Bereits "Burning Bridges" setzt andere Zeichen, und ist sehr lebendig, dabei rhythmisch über den Rahmen des reinen Jazz weitergehend, ein gar leichter Funk und Groove inklusive, mit einem feinen Bass-Solo. Ansonsten fällt auch hier erneut auf, dass die Protagonistin ihre Stimme durchaus auch wieder als Instrument einzusetzen scheint, dehnt sie gewisse Textpassagen entsprechend aus. Die erste Fremdkomposition, "A Time For Love" ist die nächste wunderschöne Ballade, welch ein herrliches "Mitternachtsfeeling" hier doch entstanden ist. (A Time For Holding Hands Together) Ursprünglich wurde es für den Film "Mord aus zweiter Hand" mit Janet Leigh verwendet. Diese soll es jedoch gar nicht gesungen haben, sondern Jackie Ward. In der hier vorliegenden Version gewinnt es sogar noch ein wenig an Tiefe, obwohl reduzierter instrumentiert.

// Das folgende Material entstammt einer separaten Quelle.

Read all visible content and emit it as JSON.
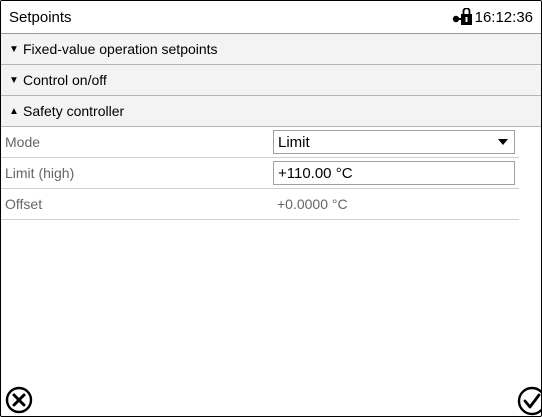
{
  "header": {
    "title": "Setpoints",
    "time": "16:12:36",
    "icons": {
      "lock": "door-lock-icon"
    }
  },
  "sections": [
    {
      "label": "Fixed-value operation setpoints",
      "expanded": false
    },
    {
      "label": "Control on/off",
      "expanded": false
    },
    {
      "label": "Safety controller",
      "expanded": true
    }
  ],
  "params": {
    "mode": {
      "label": "Mode",
      "value": "Limit"
    },
    "limit_high": {
      "label": "Limit (high)",
      "value": "+110.00 °C"
    },
    "offset": {
      "label": "Offset",
      "value": "+0.0000 °C"
    }
  },
  "footer": {
    "cancel_icon": "cancel-circle-icon",
    "confirm_icon": "checkmark-circle-icon"
  }
}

Es folgt "Rocket Man", das nun in ein ganz neues Gewand gekleidet wurde. Relativ zurück gefahren im Tempo bekommt es einen coolen Jazz-Anstrich und ist sehr persönlich und individuell gestaltet, so fügt es sich wunderbar in den Reigen der Songs ein. Zum letzten und auch längsten Song des Albums, "After The Storm", zitiere ich noch einmal den Pressetext: Es zeugt vielleicht von noch größerem Selbstbewusstsein, dass die Sängerin ihr Album mit einem Stück enden lässt, das eigentlich ganz untypisch ist für sie. Weil von Eichel in „After The Storm“ nicht mehr nur singt, sondern auch spricht, wird dieses Stück zu einer Exegese, die durch den steten Wechsel von Gesang und Sprechstimme den Text neu gewichtet und anders zu deuten versucht – der Text ist übrigens eine Variation über das Thema Doktor Faustus.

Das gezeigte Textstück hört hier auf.